Sodium, a key nutrient in table salt, has been shown to cause high blood pressure, or hypertension, in humans, which in turn increases the risk of cardiovascular disease and stroke. Sodium retains fluids in the body, which causes the heart to work harder.
However, IOM, in a report compiled by health specialists and released May 14, said although a diet high in sodium does increase one's risk of heart problems, the evidence is "inconsistent" and "insufficient" to conclude that a diet low in sodium reduces that risk.
Indeed, the report said a diet too low in sodium could actually be harmful to health, even in population subgroups that are most at risk for heart problems.
Thus, the report said, the evidence on the "direct health outcomes" studied does not support recommendations for the general population to reduce sodium consumption under 2,300 mg per person per day and for the at-risk subgroups to reduce sodium consumption to 1,500 mg per person per day.

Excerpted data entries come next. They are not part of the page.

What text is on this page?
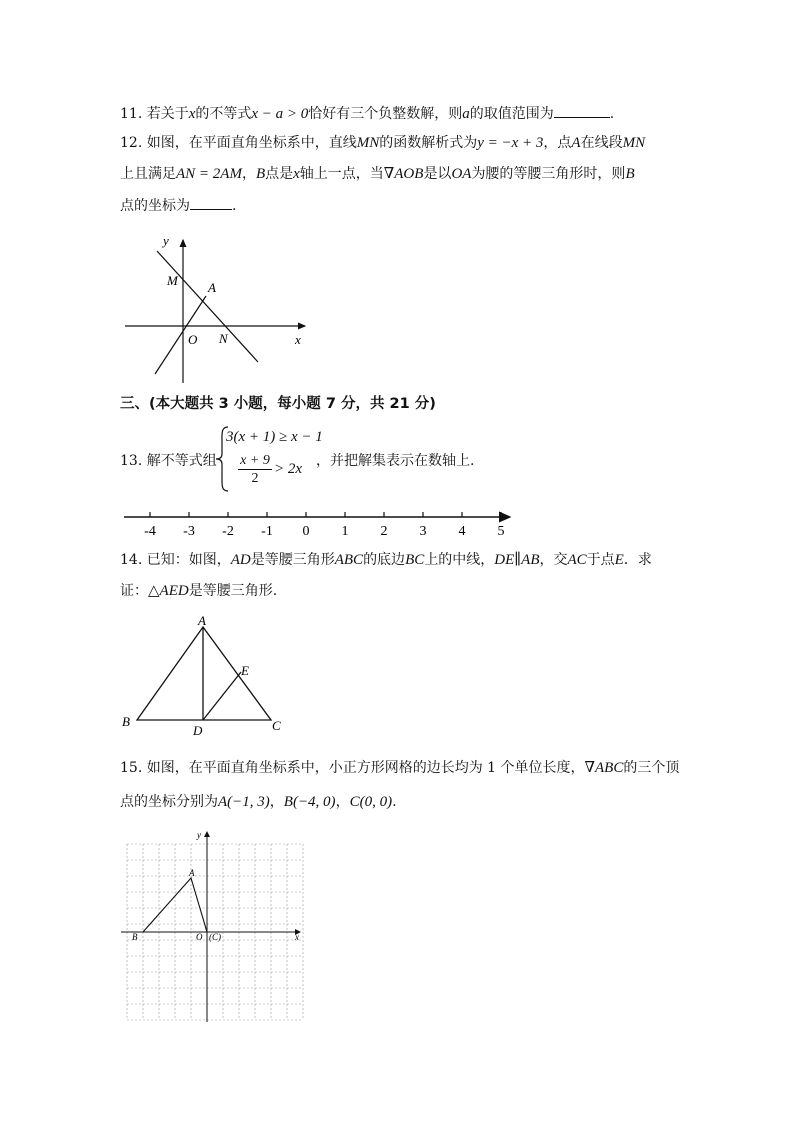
11. 若关于x的不等式x − a > 0恰好有三个负整数解，则a的取值范围为	.
12. 如图，在平面直角坐标系中，直线MN的函数解析式为y = −x + 3，点A在线段MN
上且满足AN = 2AM，B点是x轴上一点，当∇AOB是以OA为腰的等腰三角形时，则B
点的坐标为	.
y
x
M A
O N
三、(本大题共 3 小题，每小题 7 分，共 21 分)
13. 解不等式组
3(x + 1) ≥ x − 1
x + 9
2
> 2x ，并把解集表示在数轴上.
-4 -3 -2 -1 0 1 2 3 4 5
14. 已知：如图，AD是等腰三角形ABC的底边BC上的中线，DE∥AB，交AC于点E．求
证：△AED是等腰三角形.
A
B	C
D
E
15. 如图，在平面直角坐标系中，小正方形网格的边长均为 1 个单位长度，∇ABC的三个顶
点的坐标分别为A(−1, 3)，B(−4, 0)，C(0, 0).
y
x
A
B	O (C)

The report did call for more research into the association between levels of sodium consumption and health outcomes, both in the general population and the subgroups.
The report, commissioned by the Centers for Disease Control & Prevention (CDC), stands in stark contrast to an earlier IOM study's conclusion that Americans consume far too much sodium and that the Food & Drug Administration should establish "step-down" standards to gradually reduce intake from current to lower levels (Feedstuffs, April 26, 2010).
The step-down strategy is supported by CDC and the American Heart Assn.